Pernyataan tersebut menjadi peringatan keras bagi perusahaan tambang yang masih menggunakan jalan publik, karena selain melanggar hukum, juga membahayakan keselamatan masyarakat.
Solusi Kurangi Kemacetan dan Risiko Kecelakaan
Selama ini, angkutan batubara di Sumatera Selatan sering menjadi penyebab kemacetan dan kecelakaan lalu lintas.
Kehadiran jalan khusus batubara Musi Banyuasin diharapkan menjadi solusi permanen atas permasalahan tersebut.
Dengan adanya jalur khusus dan overpass, distribusi batubara dapat berjalan lancar tanpa mengganggu aktivitas masyarakat.
Selain itu, proyek ini juga akan meningkatkan efisiensi logistik dan mendukung pertumbuhan ekonomi daerah.
Dorong Sinergi Pemerintah, Dunia Usaha, dan Masyarakat
Herman Deru menegaskan bahwa pembangunan infrastruktur tidak dapat dilakukan oleh pemerintah saja, tetapi membutuhkan sinergi dengan dunia usaha dan masyarakat.

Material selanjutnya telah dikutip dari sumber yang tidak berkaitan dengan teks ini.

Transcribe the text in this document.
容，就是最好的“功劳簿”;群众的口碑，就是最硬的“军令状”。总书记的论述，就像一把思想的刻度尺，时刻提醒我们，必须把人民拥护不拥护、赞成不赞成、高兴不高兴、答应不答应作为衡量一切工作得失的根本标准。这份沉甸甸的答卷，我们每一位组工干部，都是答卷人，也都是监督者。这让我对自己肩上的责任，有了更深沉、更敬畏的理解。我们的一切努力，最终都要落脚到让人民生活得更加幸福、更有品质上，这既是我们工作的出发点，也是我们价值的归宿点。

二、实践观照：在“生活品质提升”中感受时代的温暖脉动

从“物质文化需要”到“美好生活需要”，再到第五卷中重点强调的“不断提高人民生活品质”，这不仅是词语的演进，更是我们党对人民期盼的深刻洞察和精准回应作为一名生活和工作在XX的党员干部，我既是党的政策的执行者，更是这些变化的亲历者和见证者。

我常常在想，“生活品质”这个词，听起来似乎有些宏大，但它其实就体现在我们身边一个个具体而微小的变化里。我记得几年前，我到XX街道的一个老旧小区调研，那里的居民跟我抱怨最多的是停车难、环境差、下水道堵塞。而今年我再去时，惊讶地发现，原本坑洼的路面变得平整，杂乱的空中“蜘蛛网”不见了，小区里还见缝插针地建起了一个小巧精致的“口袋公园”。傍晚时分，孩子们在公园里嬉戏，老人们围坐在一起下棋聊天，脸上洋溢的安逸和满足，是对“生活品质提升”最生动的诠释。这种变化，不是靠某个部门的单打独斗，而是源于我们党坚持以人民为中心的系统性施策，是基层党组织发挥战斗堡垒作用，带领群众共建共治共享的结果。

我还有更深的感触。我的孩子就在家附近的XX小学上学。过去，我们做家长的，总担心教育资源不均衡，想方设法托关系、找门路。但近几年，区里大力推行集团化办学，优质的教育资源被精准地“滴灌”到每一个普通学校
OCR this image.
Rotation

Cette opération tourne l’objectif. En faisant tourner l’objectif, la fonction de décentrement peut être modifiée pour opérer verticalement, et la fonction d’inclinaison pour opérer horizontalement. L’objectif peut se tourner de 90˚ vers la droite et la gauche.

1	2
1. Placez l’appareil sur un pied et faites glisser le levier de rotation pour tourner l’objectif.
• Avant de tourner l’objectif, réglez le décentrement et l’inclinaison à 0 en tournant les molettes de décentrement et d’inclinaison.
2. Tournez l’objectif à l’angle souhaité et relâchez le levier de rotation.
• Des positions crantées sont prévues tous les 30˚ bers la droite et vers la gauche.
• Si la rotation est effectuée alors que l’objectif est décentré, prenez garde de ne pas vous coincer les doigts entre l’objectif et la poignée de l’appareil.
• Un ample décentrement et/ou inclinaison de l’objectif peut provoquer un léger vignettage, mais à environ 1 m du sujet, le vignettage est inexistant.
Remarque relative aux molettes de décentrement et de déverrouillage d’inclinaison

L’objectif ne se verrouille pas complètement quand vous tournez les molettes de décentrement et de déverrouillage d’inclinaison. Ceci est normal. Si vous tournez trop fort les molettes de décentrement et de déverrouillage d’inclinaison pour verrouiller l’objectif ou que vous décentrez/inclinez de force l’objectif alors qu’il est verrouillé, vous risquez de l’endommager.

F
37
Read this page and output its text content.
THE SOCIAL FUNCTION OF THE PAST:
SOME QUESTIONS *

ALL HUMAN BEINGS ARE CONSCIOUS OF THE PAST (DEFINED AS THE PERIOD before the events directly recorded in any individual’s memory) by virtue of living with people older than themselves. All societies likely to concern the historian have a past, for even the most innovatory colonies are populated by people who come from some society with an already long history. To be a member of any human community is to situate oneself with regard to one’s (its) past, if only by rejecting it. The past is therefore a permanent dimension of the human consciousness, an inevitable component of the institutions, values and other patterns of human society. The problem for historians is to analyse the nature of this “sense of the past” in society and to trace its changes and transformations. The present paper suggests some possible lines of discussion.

Ia mengapresiasi langkah PT Musi Mitra Jaya yang membangun infrastruktur secara mandiri sebagai bentuk tanggung jawab sosial perusahaan.
Menurutnya, kolaborasi seperti ini sangat penting untuk mendukung pembangunan berkelanjutan, khususnya di daerah yang menjadi pusat industri tambang.
Dampak Positif bagi Masa Depan Sumatera Selatan
Pembangunan jalan khusus batubara dan overpass ini diharapkan menjadi model bagi perusahaan tambang lainnya di Sumatera Selatan.
Selain meningkatkan keselamatan, proyek ini juga akan memperbaiki tata kelola transportasi tambang, mengurangi konflik dengan masyarakat, serta mendukung pembangunan ekonomi daerah.
Dengan dimulainya proyek ini, pemerintah optimistis permasalahan angkutan batubara di jalan umum dapat segera teratasi.
Ke depan, jalan khusus batubara Musi Banyuasin diharapkan menjadi bagian penting dalam mendukung sistem transportasi tambang yang modern, aman, dan berkelanjutan di Sumatera Selatan.